Ventuno persone e diciannove imprese sono coinvolte in un’indagine avviata dalla Procura di Como e condotta dalla Guardia di Finanza su una colossale frode fiscale da 21 milioni di euro avvenuta nell’ambito del facchinaggio e dei trasporti per la Grande distribuzione organizzata. Al centro del lavoro investigativo ci sono diciassette cooperative, un consorzio e una società Srl operanti nella provincia di Como, che tra il 2015 e il 2022, gli inquirenti non hanno fornito il nome degli indagati, comunicando solo che il consorzio e la Srl sarebbero i capogruppo di questa rete e spiegando il meccanismo della frode.

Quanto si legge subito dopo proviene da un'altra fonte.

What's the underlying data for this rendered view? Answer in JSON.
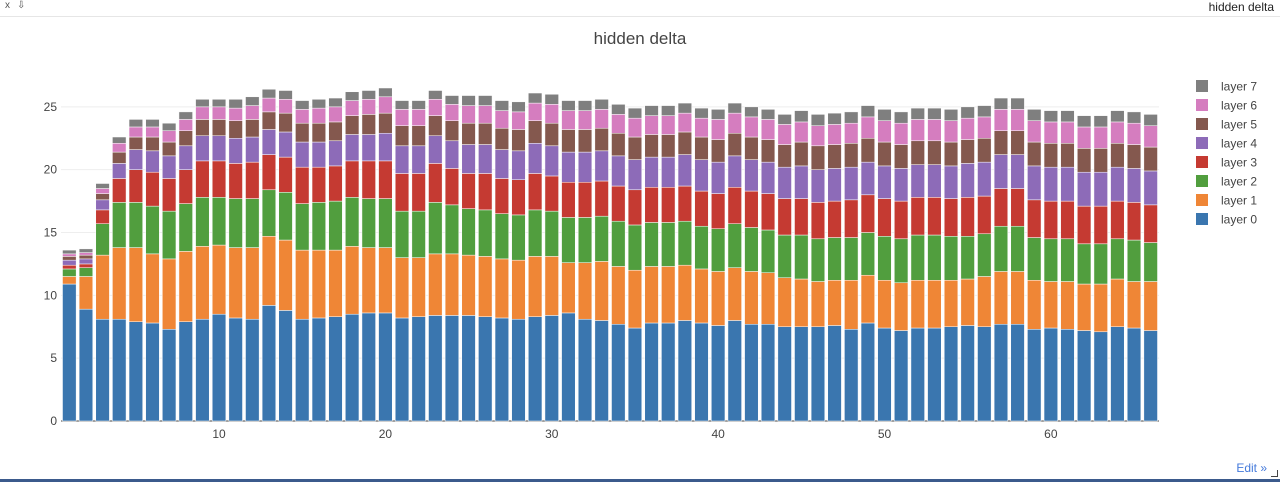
{
  "window": {
    "close_label": "x",
    "pin_label": "⇩",
    "tab_title": "hidden delta",
    "edit_label": "Edit »"
  },
  "colors": {
    "layer0": "#3a76af",
    "layer1": "#ef8636",
    "layer2": "#519e3e",
    "layer3": "#c53a32",
    "layer4": "#8d6bb8",
    "layer5": "#84584e",
    "layer6": "#d57dbf",
    "layer7": "#7f7f7f"
  },
  "chart_data": {
    "type": "bar",
    "barmode": "stack",
    "title": "hidden delta",
    "xlabel": "",
    "ylabel": "",
    "xlim": [
      0.5,
      66.5
    ],
    "ylim": [
      0,
      26.5
    ],
    "xticks": [
      10,
      20,
      30,
      40,
      50,
      60
    ],
    "yticks": [
      0,
      5,
      10,
      15,
      20,
      25
    ],
    "grid": true,
    "legend_position": "right",
    "x": [
      1,
      2,
      3,
      4,
      5,
      6,
      7,
      8,
      9,
      10,
      11,
      12,
      13,
      14,
      15,
      16,
      17,
      18,
      19,
      20,
      21,
      22,
      23,
      24,
      25,
      26,
      27,
      28,
      29,
      30,
      31,
      32,
      33,
      34,
      35,
      36,
      37,
      38,
      39,
      40,
      41,
      42,
      43,
      44,
      45,
      46,
      47,
      48,
      49,
      50,
      51,
      52,
      53,
      54,
      55,
      56,
      57,
      58,
      59,
      60,
      61,
      62,
      63,
      64,
      65,
      66
    ],
    "series": [
      {
        "name": "layer 0",
        "color_key": "layer0",
        "values": [
          10.9,
          8.9,
          8.1,
          8.1,
          7.9,
          7.8,
          7.3,
          7.9,
          8.1,
          8.5,
          8.2,
          8.1,
          9.2,
          8.8,
          8.1,
          8.2,
          8.3,
          8.5,
          8.6,
          8.6,
          8.2,
          8.3,
          8.4,
          8.4,
          8.4,
          8.3,
          8.2,
          8.1,
          8.3,
          8.4,
          8.6,
          8.1,
          8.0,
          7.7,
          7.4,
          7.8,
          7.8,
          8.0,
          7.8,
          7.6,
          8.0,
          7.7,
          7.7,
          7.5,
          7.5,
          7.5,
          7.6,
          7.3,
          7.8,
          7.4,
          7.2,
          7.4,
          7.4,
          7.5,
          7.6,
          7.5,
          7.7,
          7.7,
          7.3,
          7.4,
          7.3,
          7.2,
          7.1,
          7.5,
          7.4,
          7.2
        ]
      },
      {
        "name": "layer 1",
        "color_key": "layer1",
        "values": [
          0.6,
          2.6,
          5.1,
          5.7,
          5.9,
          5.5,
          5.6,
          5.6,
          5.8,
          5.5,
          5.6,
          5.7,
          5.5,
          5.6,
          5.5,
          5.4,
          5.3,
          5.4,
          5.2,
          5.2,
          4.8,
          4.7,
          4.9,
          4.9,
          4.8,
          4.8,
          4.7,
          4.7,
          4.8,
          4.7,
          4.0,
          4.5,
          4.7,
          4.6,
          4.6,
          4.5,
          4.5,
          4.4,
          4.3,
          4.3,
          4.2,
          4.2,
          4.1,
          3.9,
          3.8,
          3.6,
          3.6,
          3.9,
          3.8,
          3.8,
          3.8,
          3.8,
          3.8,
          3.7,
          3.7,
          4.0,
          4.2,
          4.2,
          3.9,
          3.7,
          3.8,
          3.7,
          3.8,
          3.8,
          3.7,
          3.9
        ]
      },
      {
        "name": "layer 2",
        "color_key": "layer2",
        "values": [
          0.6,
          0.7,
          2.5,
          3.6,
          3.6,
          3.8,
          3.8,
          3.8,
          3.9,
          3.8,
          3.9,
          3.9,
          3.7,
          3.8,
          3.7,
          3.8,
          3.9,
          3.9,
          3.9,
          3.9,
          3.7,
          3.7,
          4.1,
          3.9,
          3.7,
          3.7,
          3.6,
          3.6,
          3.7,
          3.6,
          3.6,
          3.6,
          3.6,
          3.6,
          3.6,
          3.5,
          3.5,
          3.5,
          3.4,
          3.4,
          3.5,
          3.5,
          3.4,
          3.4,
          3.5,
          3.4,
          3.4,
          3.4,
          3.4,
          3.5,
          3.5,
          3.6,
          3.6,
          3.5,
          3.4,
          3.4,
          3.6,
          3.6,
          3.4,
          3.4,
          3.4,
          3.2,
          3.2,
          3.2,
          3.3,
          3.1
        ]
      },
      {
        "name": "layer 3",
        "color_key": "layer3",
        "values": [
          0.3,
          0.3,
          1.1,
          1.9,
          2.6,
          2.7,
          2.6,
          2.7,
          2.9,
          2.9,
          2.8,
          2.9,
          2.8,
          2.8,
          2.9,
          2.8,
          2.8,
          2.9,
          3.0,
          3.0,
          3.0,
          3.0,
          3.1,
          2.9,
          2.8,
          2.9,
          2.8,
          2.8,
          2.9,
          2.8,
          2.8,
          2.8,
          2.8,
          2.8,
          2.8,
          2.8,
          2.8,
          2.8,
          2.8,
          2.8,
          2.9,
          2.9,
          2.9,
          2.9,
          2.9,
          2.9,
          2.9,
          3.0,
          3.0,
          3.0,
          3.0,
          3.0,
          3.0,
          3.0,
          3.1,
          3.0,
          3.0,
          3.0,
          3.0,
          3.0,
          3.0,
          3.0,
          3.0,
          3.0,
          3.0,
          3.0
        ]
      },
      {
        "name": "layer 4",
        "color_key": "layer4",
        "values": [
          0.4,
          0.4,
          0.8,
          1.2,
          1.6,
          1.7,
          1.8,
          1.9,
          2.0,
          2.0,
          2.0,
          2.0,
          2.0,
          2.0,
          2.0,
          2.0,
          2.0,
          2.1,
          2.1,
          2.2,
          2.2,
          2.2,
          2.2,
          2.2,
          2.3,
          2.3,
          2.3,
          2.3,
          2.4,
          2.4,
          2.4,
          2.4,
          2.4,
          2.4,
          2.4,
          2.4,
          2.4,
          2.5,
          2.5,
          2.5,
          2.5,
          2.5,
          2.5,
          2.5,
          2.6,
          2.6,
          2.6,
          2.6,
          2.6,
          2.6,
          2.6,
          2.6,
          2.6,
          2.6,
          2.7,
          2.7,
          2.7,
          2.7,
          2.7,
          2.7,
          2.7,
          2.7,
          2.7,
          2.7,
          2.7,
          2.7
        ]
      },
      {
        "name": "layer 5",
        "color_key": "layer5",
        "values": [
          0.3,
          0.3,
          0.5,
          0.9,
          1.0,
          1.1,
          1.1,
          1.2,
          1.3,
          1.3,
          1.4,
          1.4,
          1.4,
          1.5,
          1.5,
          1.5,
          1.5,
          1.5,
          1.6,
          1.6,
          1.6,
          1.6,
          1.6,
          1.6,
          1.7,
          1.7,
          1.7,
          1.7,
          1.8,
          1.8,
          1.8,
          1.8,
          1.8,
          1.8,
          1.8,
          1.8,
          1.8,
          1.8,
          1.8,
          1.8,
          1.8,
          1.8,
          1.8,
          1.8,
          1.9,
          1.9,
          1.9,
          1.9,
          1.9,
          1.9,
          1.9,
          1.9,
          1.9,
          1.9,
          1.9,
          1.9,
          1.9,
          1.9,
          1.9,
          1.9,
          1.9,
          1.9,
          1.9,
          1.9,
          1.9,
          1.9
        ]
      },
      {
        "name": "layer 6",
        "color_key": "layer6",
        "values": [
          0.2,
          0.2,
          0.4,
          0.7,
          0.8,
          0.8,
          0.9,
          0.9,
          1.0,
          1.0,
          1.0,
          1.1,
          1.1,
          1.1,
          1.1,
          1.2,
          1.2,
          1.2,
          1.2,
          1.3,
          1.3,
          1.3,
          1.3,
          1.3,
          1.4,
          1.4,
          1.4,
          1.4,
          1.4,
          1.5,
          1.5,
          1.5,
          1.5,
          1.5,
          1.5,
          1.5,
          1.5,
          1.5,
          1.5,
          1.6,
          1.6,
          1.6,
          1.6,
          1.6,
          1.6,
          1.6,
          1.6,
          1.6,
          1.7,
          1.7,
          1.7,
          1.7,
          1.7,
          1.7,
          1.7,
          1.7,
          1.7,
          1.7,
          1.7,
          1.7,
          1.7,
          1.7,
          1.7,
          1.7,
          1.7,
          1.7
        ]
      },
      {
        "name": "layer 7",
        "color_key": "layer7",
        "values": [
          0.3,
          0.3,
          0.4,
          0.5,
          0.6,
          0.6,
          0.6,
          0.6,
          0.6,
          0.6,
          0.7,
          0.7,
          0.7,
          0.7,
          0.7,
          0.7,
          0.7,
          0.7,
          0.7,
          0.7,
          0.7,
          0.7,
          0.7,
          0.7,
          0.8,
          0.8,
          0.8,
          0.8,
          0.8,
          0.8,
          0.8,
          0.8,
          0.8,
          0.8,
          0.8,
          0.8,
          0.8,
          0.8,
          0.8,
          0.8,
          0.8,
          0.8,
          0.8,
          0.8,
          0.9,
          0.9,
          0.9,
          0.9,
          0.9,
          0.9,
          0.9,
          0.9,
          0.9,
          0.9,
          0.9,
          0.9,
          0.9,
          0.9,
          0.9,
          0.9,
          0.9,
          0.9,
          0.9,
          0.9,
          0.9,
          0.9
        ]
      }
    ]
  }
}
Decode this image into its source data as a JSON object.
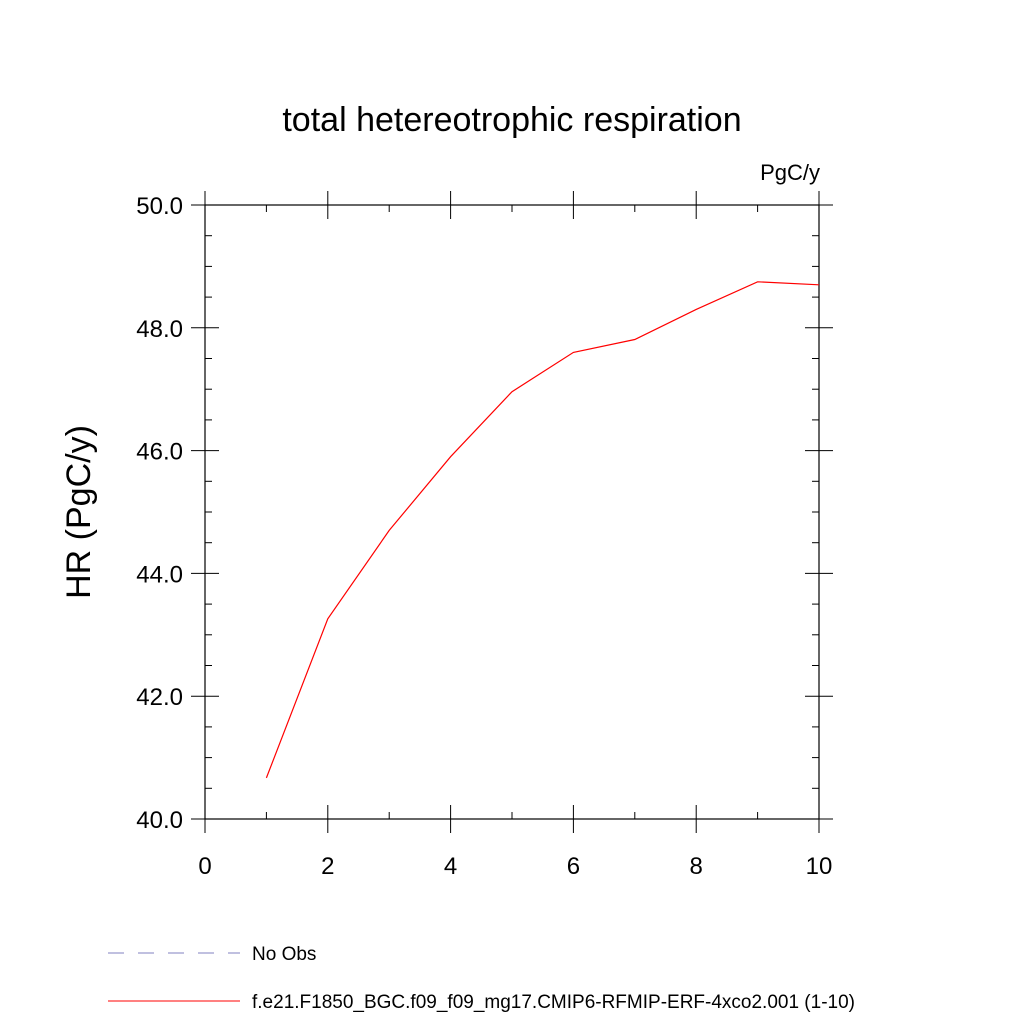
{
  "chart_data": {
    "type": "line",
    "title": "total hetereotrophic respiration",
    "units_label": "PgC/y",
    "xlabel": "",
    "ylabel": "HR  (PgC/y)",
    "xlim": [
      0,
      10
    ],
    "ylim": [
      40.0,
      50.0
    ],
    "x_ticks": [
      0,
      2,
      4,
      6,
      8,
      10
    ],
    "x_tick_labels": [
      "0",
      "2",
      "4",
      "6",
      "8",
      "10"
    ],
    "y_ticks": [
      40,
      42,
      44,
      46,
      48,
      50
    ],
    "y_tick_labels": [
      "40.0",
      "42.0",
      "44.0",
      "46.0",
      "48.0",
      "50.0"
    ],
    "y_minor_step": 0.5,
    "x_minor_step": 1,
    "grid": false,
    "legend_position": "bottom",
    "series": [
      {
        "name": "f.e21.F1850_BGC.f09_f09_mg17.CMIP6-RFMIP-ERF-4xco2.001 (1-10)",
        "color": "#ff0000",
        "x": [
          1,
          2,
          3,
          4,
          5,
          6,
          7,
          8,
          9,
          10
        ],
        "values": [
          40.67,
          43.26,
          44.7,
          45.9,
          46.96,
          47.6,
          47.81,
          48.3,
          48.75,
          48.7
        ]
      }
    ],
    "legend": [
      {
        "label": "No Obs",
        "color": "#8080c0",
        "style": "dashed"
      },
      {
        "label": "f.e21.F1850_BGC.f09_f09_mg17.CMIP6-RFMIP-ERF-4xco2.001 (1-10)",
        "color": "#ff0000",
        "style": "solid"
      }
    ]
  }
}
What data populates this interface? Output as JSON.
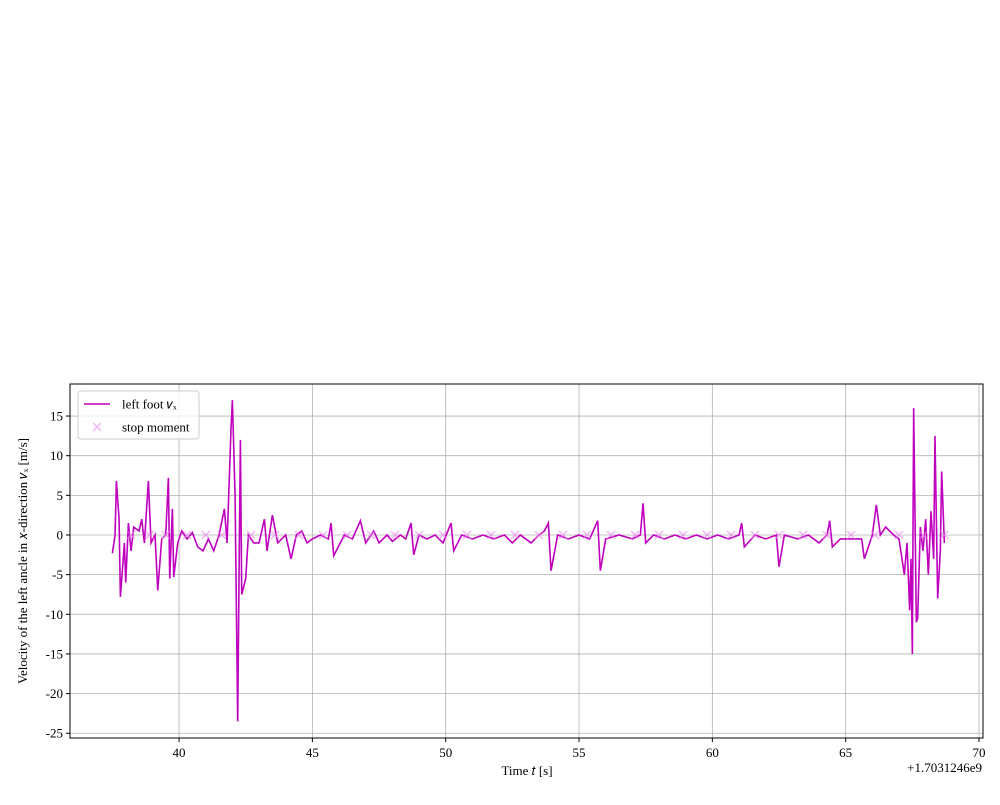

Alcune società del raggruppamento avrebbero emesso fatture per operazioni inesistenti per un valore di 21.127.751,54 euro alle altre, che così hanno potuto evadere 4.247.202 euro. Inoltre, avrebbero omesso di presentare la dichiarazione dei redditi, evadendo così altri 1.644.504 euro e usato indebite compensazioni d’imposta, con un’evasione di altri 1.833.342 euro. Grazie a questa evasione, le imprese del raggruppamento potevano offrirsi sul mercato a tariffe più basse della concorrenza.
La Finanza ha ricostruito questo meccanismo tramite accertamenti documentali e bancari, che hanno individuato cooperative tenute in vita per brevi periodi, che non pagavano le imposte. Queste società “cartiere” avevano il compito di assumere lavoratori, che di fatto erano gestiti dal consorzio e dalla Srl. Queste ultime due erano in regola dal punto di vista fiscale e svolgevano solo attività direzionali e amministrative. Le cooperative emettevano alle capogruppo fatture che addebitavano falsi costi per il personale, permettendo loro di abbattere il debito Iva e di non pagare i contributi dei lavoratori. Se questi ultimi fossero stati assunti dal consorzio o dalla Srl, questi non avrebbero potuto generare Iva a credito.
I soldi versati alle cooperative, oltre a pagare i lavoratori, erano usati dagli organizzatori della frode mediante prelievi per contanti, assegni o con bonifici bancari in favore di loro stessi, a pagamento di propri compensi o utilizzate per spese personali. Commettendo un altro illecito, perché le cooperative non possono avere scopo di lucro. Dopo un paio d’anni di attività, le coop erano chiuse per riaprirne altre con gli stessi lavoratori (inquadrati come soci lavoratori a loro insaputa) committenti. In tutti i casi, i responsabili erano prestanome, che si assumevano le responsabilità penali e tributarie.
Al termine dell’indagine, la Procura ha stabilito quattordici misure cautelari, tra cui nove in carcere, quattro ai domiciliari e un obbligo di presentazione all'Autorità giudiziaria e il sequestro preventivo per un ammontare di 7,7 milioni di euro.